De volta a sala de visitas, não encontro Dolores em lugar nenhum. Com um tom sério e devo até dizer um pouco ríspido Valéria pede para sentar-me em um dos sofás e ela se acomoda de frente para mim. A mulher me avalia em silêncio por um tempo, deixando-me um pouco constrangida, porém, mantenho o meu olhar firme no seu e ela finalmente abre a boca.

— Gostei de você interagindo com as meninas — comenta para a minha satisfação, porém, aguardo que continue. — E pelo jeito elas também gostaram muito de você. — Não seguro um sorriso sutil. — Mas, preciso que esteja disponível vinte e quatro horas por dia e todos os dias da semana aqui na mansão.

Op’s!

— Desculpe, eu não entendi.

— Estou dizendo que você precisará se mudar para essa casa, Eva. Seu quarto será ao lado do quarto das meninas, assim, se elas precisarem, você estará lá por elas a qualquer hora do dia ou da noite. — Limpo a garganta.

— Então, eu terei que dormir aqui? — Merda, eu não esperava por isso!

— A caso estou falando grego, garota? — Respiro fundo para essa indagação autoritária. — Solicitei a um dos empregados que levasse a Dolores para a pousada e na volta ele trará as suas coisas.

— Mas… — Tento protesta, mas ela continua.

— A sua folga será nos domingos e poderá ir aonde quiser, e quando quiser. É claro que pode acontecer de precisarmos dos seus serviços nesses dias também, e se isso acontecer não se preocupe, receberá um extra pelo seu trabalho — balbucio, mas não consigo dizer nada. — A governanta lhe mostrará o seu quarto, no entanto, antes de ir quero avisá-la que terá todo um cronograma diário a fazer com essas meninas. Quero elas bem ocupadas até o momento de ir para a cama. O senhor Valverde tem muito o que fazer e não tem tempo para crianças agora. — O que dizer do que acabei de ouvir? Esses adultos são feitos de que, de gelo? — Pode ir agora, Eva. — É claro que sim! Resmungo internamente igual uma criança birrenta. Carrasca é pouco para se dizer dessa mulher e essas meninas têm toda razão, a tia não gosta delas e faz de tudo para separá-las do pai. Penso enquanto subo as escadas logo atrás da governanta, sentido um arrepio na coluna a cada degrau que ponho os meus pés. Eu simplesmente não consigo evitar de pensar que ficar nessa casa me fará mal de todas as formas possíveis. Ela abre a porta do quarto de hóspedes e no mesmo segundo sou absorvida por sua elegância e requinte, e ela se fecha atrás de mim fazendo um eco horrendo, comparando-se as portas de ferro de uma cela.

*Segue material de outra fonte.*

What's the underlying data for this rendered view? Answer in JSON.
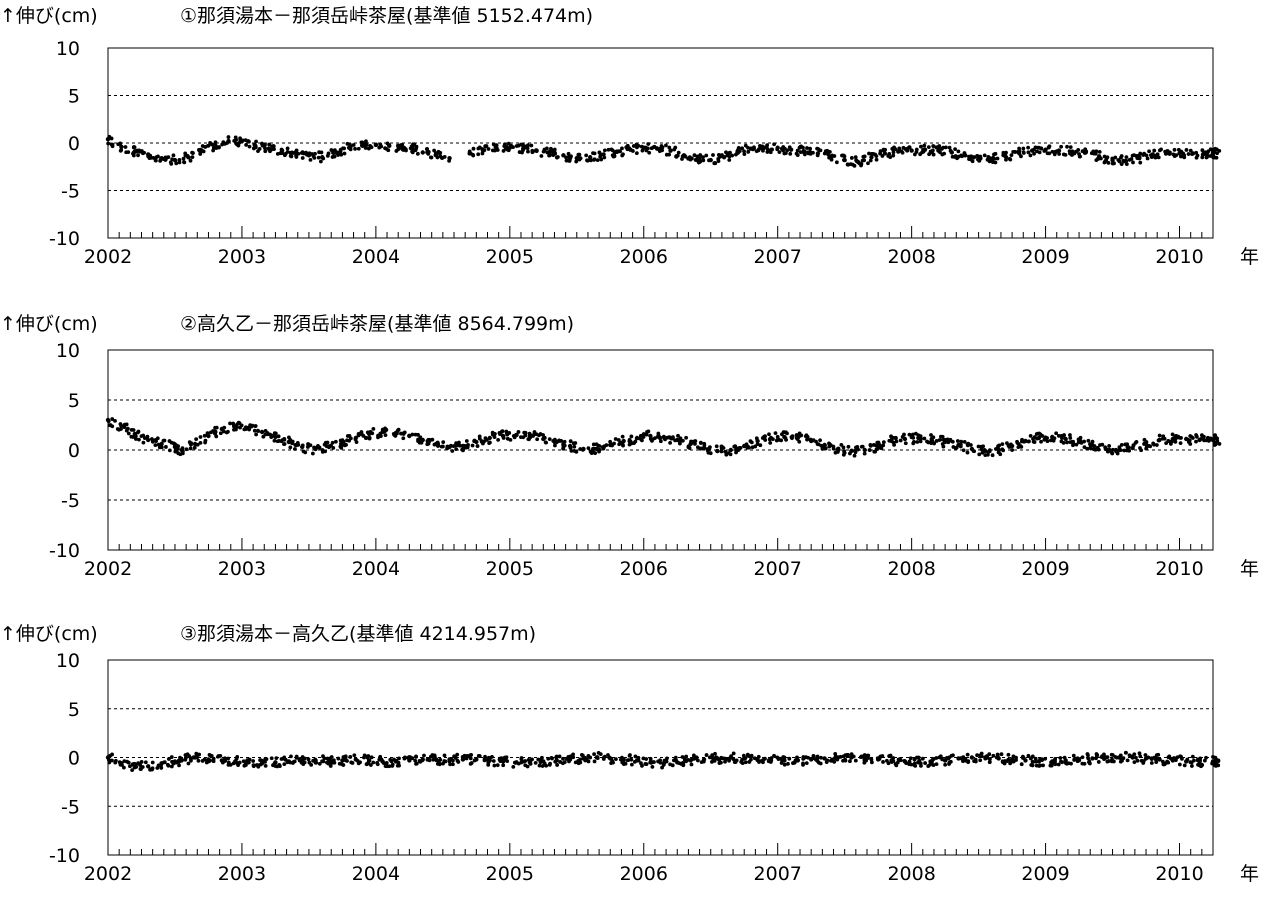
{
  "chart_data": [
    {
      "type": "scatter",
      "title": "①那須湯本－那須岳峠茶屋(基準値  5152.474m)",
      "ylabel": "↑伸び(cm)",
      "xlabel": "年",
      "x_tick_labels": [
        "2002",
        "2003",
        "2004",
        "2005",
        "2006",
        "2007",
        "2008",
        "2009",
        "2010"
      ],
      "y_tick_labels": [
        "10",
        "5",
        "0",
        "-5",
        "-10"
      ],
      "xlim": [
        2002.0,
        2010.25
      ],
      "ylim": [
        -10,
        10
      ],
      "y_grid": [
        5,
        0,
        -5
      ],
      "series": [
        {
          "x": [
            2002.0,
            2002.1,
            2002.2,
            2002.3,
            2002.4,
            2002.5,
            2002.6,
            2002.7,
            2002.8,
            2002.9,
            2003.0,
            2003.1,
            2003.2,
            2003.3,
            2003.4,
            2003.5,
            2003.6,
            2003.7,
            2003.8,
            2003.9,
            2004.0,
            2004.1,
            2004.2,
            2004.27,
            2004.35,
            2004.45,
            2004.55,
            2004.7,
            2004.8,
            2004.9,
            2005.0,
            2005.1,
            2005.2,
            2005.3,
            2005.4,
            2005.5,
            2005.6,
            2005.7,
            2005.8,
            2005.9,
            2006.0,
            2006.1,
            2006.2,
            2006.3,
            2006.4,
            2006.5,
            2006.6,
            2006.7,
            2006.8,
            2006.9,
            2007.0,
            2007.1,
            2007.2,
            2007.3,
            2007.4,
            2007.5,
            2007.6,
            2007.7,
            2007.8,
            2007.9,
            2008.0,
            2008.1,
            2008.2,
            2008.3,
            2008.4,
            2008.5,
            2008.6,
            2008.7,
            2008.8,
            2008.9,
            2009.0,
            2009.1,
            2009.2,
            2009.3,
            2009.4,
            2009.5,
            2009.6,
            2009.7,
            2009.8,
            2009.9,
            2010.0,
            2010.1,
            2010.2,
            2010.25
          ],
          "y": [
            0.4,
            -0.4,
            -0.9,
            -1.2,
            -1.6,
            -1.8,
            -1.5,
            -0.8,
            -0.2,
            0.2,
            0.2,
            -0.3,
            -0.6,
            -0.8,
            -1.0,
            -1.3,
            -1.5,
            -1.0,
            -0.5,
            -0.3,
            -0.2,
            -0.3,
            -0.5,
            -0.5,
            -1.0,
            -1.3,
            -1.6,
            -1.1,
            -0.8,
            -0.5,
            -0.5,
            -0.6,
            -0.8,
            -1.0,
            -1.3,
            -1.6,
            -1.5,
            -1.2,
            -0.9,
            -0.7,
            -0.5,
            -0.6,
            -0.8,
            -1.3,
            -1.7,
            -1.8,
            -1.5,
            -1.0,
            -0.6,
            -0.5,
            -0.5,
            -0.7,
            -0.9,
            -1.1,
            -1.4,
            -1.8,
            -2.0,
            -1.5,
            -1.1,
            -0.9,
            -0.8,
            -0.7,
            -0.8,
            -1.0,
            -1.3,
            -1.6,
            -1.7,
            -1.4,
            -1.0,
            -0.8,
            -0.7,
            -0.8,
            -0.9,
            -1.0,
            -1.4,
            -1.8,
            -1.9,
            -1.6,
            -1.2,
            -1.1,
            -1.1,
            -1.1,
            -1.1,
            -1.1
          ]
        }
      ]
    },
    {
      "type": "scatter",
      "title": "②高久乙－那須岳峠茶屋(基準値  8564.799m)",
      "ylabel": "↑伸び(cm)",
      "xlabel": "年",
      "x_tick_labels": [
        "2002",
        "2003",
        "2004",
        "2005",
        "2006",
        "2007",
        "2008",
        "2009",
        "2010"
      ],
      "y_tick_labels": [
        "10",
        "5",
        "0",
        "-5",
        "-10"
      ],
      "xlim": [
        2002.0,
        2010.25
      ],
      "ylim": [
        -10,
        10
      ],
      "y_grid": [
        5,
        0,
        -5
      ],
      "series": [
        {
          "x": [
            2002.0,
            2002.1,
            2002.2,
            2002.3,
            2002.4,
            2002.5,
            2002.55,
            2002.65,
            2002.75,
            2002.85,
            2002.95,
            2003.05,
            2003.15,
            2003.25,
            2003.35,
            2003.45,
            2003.55,
            2003.65,
            2003.75,
            2003.85,
            2003.95,
            2004.05,
            2004.15,
            2004.25,
            2004.35,
            2004.45,
            2004.55,
            2004.65,
            2004.75,
            2004.85,
            2004.95,
            2005.05,
            2005.15,
            2005.25,
            2005.35,
            2005.45,
            2005.55,
            2005.65,
            2005.75,
            2005.85,
            2005.95,
            2006.05,
            2006.15,
            2006.25,
            2006.35,
            2006.45,
            2006.55,
            2006.65,
            2006.75,
            2006.85,
            2006.95,
            2007.05,
            2007.15,
            2007.25,
            2007.35,
            2007.45,
            2007.55,
            2007.65,
            2007.75,
            2007.85,
            2007.95,
            2008.05,
            2008.15,
            2008.25,
            2008.35,
            2008.45,
            2008.55,
            2008.65,
            2008.75,
            2008.85,
            2008.95,
            2009.05,
            2009.15,
            2009.25,
            2009.35,
            2009.45,
            2009.55,
            2009.65,
            2009.75,
            2009.85,
            2009.95,
            2010.05,
            2010.15,
            2010.25
          ],
          "y": [
            3.0,
            2.4,
            1.6,
            1.0,
            0.6,
            0.3,
            0.0,
            0.6,
            1.4,
            2.1,
            2.4,
            2.2,
            1.8,
            1.3,
            0.8,
            0.3,
            0.1,
            0.3,
            0.7,
            1.2,
            1.6,
            1.8,
            1.7,
            1.4,
            1.0,
            0.6,
            0.3,
            0.4,
            0.8,
            1.2,
            1.4,
            1.5,
            1.4,
            1.1,
            0.8,
            0.4,
            0.1,
            0.1,
            0.5,
            0.9,
            1.2,
            1.4,
            1.3,
            1.0,
            0.6,
            0.2,
            -0.1,
            0.0,
            0.4,
            0.9,
            1.2,
            1.3,
            1.2,
            0.9,
            0.5,
            0.1,
            -0.1,
            0.0,
            0.4,
            0.9,
            1.1,
            1.2,
            1.1,
            0.8,
            0.5,
            0.1,
            -0.1,
            0.0,
            0.4,
            0.9,
            1.2,
            1.3,
            1.1,
            0.8,
            0.5,
            0.1,
            0.0,
            0.2,
            0.6,
            1.0,
            1.1,
            1.1,
            1.0,
            1.0
          ]
        }
      ]
    },
    {
      "type": "scatter",
      "title": "③那須湯本－高久乙(基準値  4214.957m)",
      "ylabel": "↑伸び(cm)",
      "xlabel": "年",
      "x_tick_labels": [
        "2002",
        "2003",
        "2004",
        "2005",
        "2006",
        "2007",
        "2008",
        "2009",
        "2010"
      ],
      "y_tick_labels": [
        "10",
        "5",
        "0",
        "-5",
        "-10"
      ],
      "xlim": [
        2002.0,
        2010.25
      ],
      "ylim": [
        -10,
        10
      ],
      "y_grid": [
        5,
        0,
        -5
      ],
      "series": [
        {
          "x": [
            2002.0,
            2002.1,
            2002.2,
            2002.3,
            2002.4,
            2002.5,
            2002.55,
            2002.65,
            2002.75,
            2002.85,
            2002.95,
            2003.05,
            2003.15,
            2003.25,
            2003.35,
            2003.45,
            2003.55,
            2003.65,
            2003.75,
            2003.85,
            2003.95,
            2004.05,
            2004.15,
            2004.25,
            2004.35,
            2004.45,
            2004.55,
            2004.65,
            2004.75,
            2004.85,
            2004.95,
            2005.05,
            2005.15,
            2005.25,
            2005.35,
            2005.45,
            2005.55,
            2005.65,
            2005.75,
            2005.85,
            2005.95,
            2006.05,
            2006.15,
            2006.25,
            2006.35,
            2006.45,
            2006.55,
            2006.65,
            2006.75,
            2006.85,
            2006.95,
            2007.05,
            2007.15,
            2007.25,
            2007.35,
            2007.45,
            2007.55,
            2007.65,
            2007.75,
            2007.85,
            2007.95,
            2008.05,
            2008.15,
            2008.25,
            2008.35,
            2008.45,
            2008.55,
            2008.65,
            2008.75,
            2008.85,
            2008.95,
            2009.05,
            2009.15,
            2009.25,
            2009.35,
            2009.45,
            2009.55,
            2009.65,
            2009.75,
            2009.85,
            2009.95,
            2010.05,
            2010.15,
            2010.25
          ],
          "y": [
            0.0,
            -0.6,
            -1.0,
            -0.9,
            -0.6,
            -0.4,
            -0.3,
            0.0,
            -0.2,
            -0.3,
            -0.4,
            -0.5,
            -0.6,
            -0.5,
            -0.4,
            -0.3,
            -0.3,
            -0.4,
            -0.3,
            -0.2,
            -0.3,
            -0.4,
            -0.4,
            -0.3,
            -0.2,
            -0.2,
            -0.2,
            -0.2,
            -0.2,
            -0.3,
            -0.4,
            -0.5,
            -0.5,
            -0.4,
            -0.3,
            -0.2,
            -0.1,
            0.0,
            -0.1,
            -0.2,
            -0.3,
            -0.5,
            -0.6,
            -0.5,
            -0.3,
            -0.2,
            -0.1,
            0.0,
            -0.1,
            -0.2,
            -0.3,
            -0.3,
            -0.3,
            -0.2,
            -0.1,
            0.0,
            0.0,
            -0.1,
            -0.2,
            -0.3,
            -0.4,
            -0.5,
            -0.4,
            -0.3,
            -0.1,
            0.0,
            0.0,
            -0.1,
            -0.2,
            -0.3,
            -0.4,
            -0.4,
            -0.3,
            -0.2,
            -0.1,
            0.0,
            0.0,
            0.0,
            -0.1,
            -0.2,
            -0.3,
            -0.4,
            -0.4,
            -0.4
          ]
        }
      ]
    }
  ]
}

Respiro profundamente e repito esse ato várias vezes sem deixar transparecer o meu pavor.

— Temos horários para tudo nessa casa, garota. Desjejum, almoço, lanche e até mesmo jantar. Não deixe essas meninas se atrasarem, a Valéria detesta atrasos. Quando suas coisas chegarem não se preocupe, alguém virá arrumar tudo em seus devidos lugares. — Viro-me para olhá-la, porém, ela me olha dos pés à cabeça com desdém. — Se mexa, você não veio aqui a passeio — ralha fazendo um gesto desprezível com as mãos.

— Tá! — Mexo-me rapidamente, dando graças a Deus por finalmente sair do quarto aliviada e passo o resto do dia com as gêmeas.